Thank you, Mr. Chairman.
I am going to make my comments in English, but then I will be pleased to answer questions in French or English.
I want to thank the committee for beginning this process of looking at the service industry. I think it's very timely and very welcome.
Our perspective for the information and communication technology industry is a bit unique, because we have the perspective of what's happening in our own sector and a unique perspective on what's happening in the economy as a whole. In our industry, we have about 600,000 jobs at the present time, but in addition to that, there are about 500,000 information and communications technology workers who work in the rest of the economy and drive our productivity in the economy.

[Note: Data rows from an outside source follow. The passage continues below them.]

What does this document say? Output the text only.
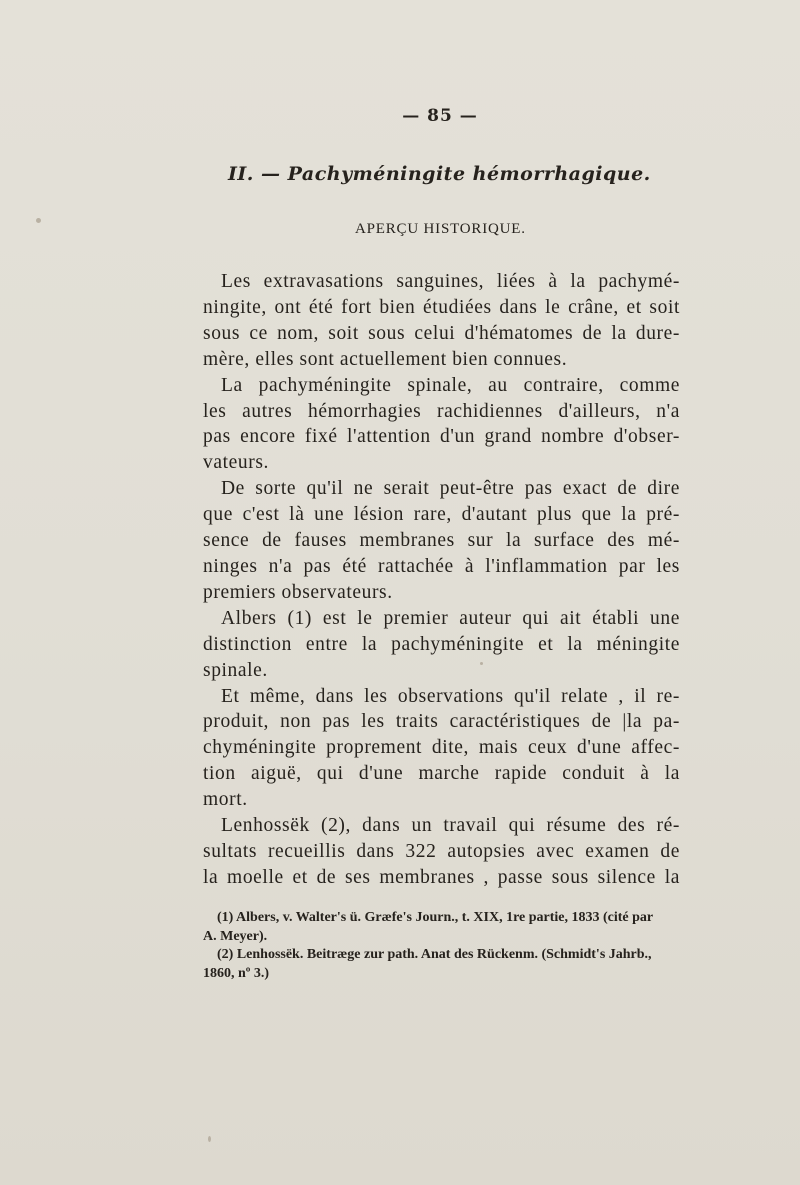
— 85 —
II. — Pachyméningite hémorrhagique.
APERÇU HISTORIQUE.

Les extravasations sanguines, liées à la pachymé-
ningite, ont été fort bien étudiées dans le crâne, et soit
sous ce nom, soit sous celui d'hématomes de la dure-
mère, elles sont actuellement bien connues.

La pachyméningite spinale, au contraire, comme
les autres hémorrhagies rachidiennes d'ailleurs, n'a
pas encore fixé l'attention d'un grand nombre d'obser-
vateurs.

De sorte qu'il ne serait peut-être pas exact de dire
que c'est là une lésion rare, d'autant plus que la pré-
sence de fauses membranes sur la surface des mé-
ninges n'a pas été rattachée à l'inflammation par les
premiers observateurs.

Albers (1) est le premier auteur qui ait établi une
distinction entre la pachyméningite et la méningite
spinale.

Et même, dans les observations qu'il relate , il re-
produit, non pas les traits caractéristiques de |la pa-
chyméningite proprement dite, mais ceux d'une affec-
tion aiguë, qui d'une marche rapide conduit à la
mort.

Lenhossëk (2), dans un travail qui résume des ré-
sultats recueillis dans 322 autopsies avec examen de
la moelle et de ses membranes , passe sous silence la

(1) Albers, v. Walter's ü. Græfe's Journ., t. XIX, 1re partie, 1833 (cité par
A. Meyer).

(2) Lenhossëk. Beitræge zur path. Anat des Rückenm. (Schmidt's Jahrb.,
1860, nº 3.)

There are numerous macroeconomic studies that show that, today, productivity in a country's economy comes from deployment of information and communications technology. StatsCan just published another study yesterday, on a microeconomic basis, studying the performance of firms that had used ICT versus those that had not, and the studies demonstrate superior performance. So we see technology spreading throughout the economy and being necessary for the productivity of businesses, as well as public services, and we have witnessed the shift of the economy from one of manufacturing of products and extraction of natural resources to a services economy, and that's also true in our own segment.
In ICT, until about the year 2000, the revenues from manufacturing, services, and wholesale were proceeding at about the same pace. Indeed, manufacturing actually peaked and was growing faster than the others until that time, although employment was already beginning at that time to exceed in the services sector what it was in the manufacturing sector.
Since the year 2000, there has been a divergence, with services really driving the entire growth in our industry, and that's probably a sign of what's happening in the economy generally. The result has been that even though on the manufacturing side we've had a dip in revenues and employment, on both counts, both revenues and employment, our industry has continued to outpace the growth of the economy. We find ourselves hiring and employing more people today—and that has been true now for a couple of years—than at our peak, the peak of the bubble.
So our industry, like our economy, is shifting to services. One of the ways I can illustrate that is that the microelectronics industry, which makes the chips that go into all kinds of products nowadays, has shifted from companies or operations that are completely integrated, down to fabricating their own chips. Other than the plants in Bromont, in Canada, there aren't too many of those left. Most of the work now is for fabricationless semiconductor or microelectronics companies, and even chipless, where the work is essentially design and marketing, and so on, and not the fabrication of the actual product.
Our industry, like the rest of the economy, is shifting not only to a services economy but to a knowledge-based economy. We all know that. The knowledge-based economy is subject to the same forces as the manufacturing part of the economy and many other sectors, with the forces of globalization and the pressure from the drop in the U.S. dollar. Many other countries tried to go for the key jobs in this area. Our future as a developed economy, with an advanced system of education, a high quality of life, and being closest to what is still the richest market in the world is going to be based on knowledge and on leadership.
We will not succeed by being me-too. We can't compete on cost with countries like India or China, which graduate more engineers or PhDs every year than we have in our entire base. We can only compete by picking the leading-edge things where we can be faster or closer to the market and better with the new thing that will succeed in the marketplace.
As I said, we're subject to the same challenges as other sectors, and I think it's extremely timely for this committee to look at that, because these jobs are our future. We should pursue our advantages with intensity and tackle the challenges we have. We have talent challenges, as Mark mentioned.
We also have challenges for our entire R and D sector, which is really at the hub of the entire ecosystem on which our knowledge economy is based. So we are very happy the government is reviewing the SR&ED tax credit at the present time, because that program, as it turns out, simply does not count for many of our major investors in labs when they're making their investment decisions. We need to have all of those credits become refundable. At the moment they're only refundable for a small portion of smaller companies financed in a certain way. I would compare that with saying we want to attract auto plants in Canada, but we will put all our efforts on small plants and we won't try as hard for big plants, or our program won't work for big plants and we're not going to tackle those.
Those are the kinds of issues our industry and the knowledge economy face in Canada.
I thank you, Mr. Chairman, and I would be happy to continue the discussion.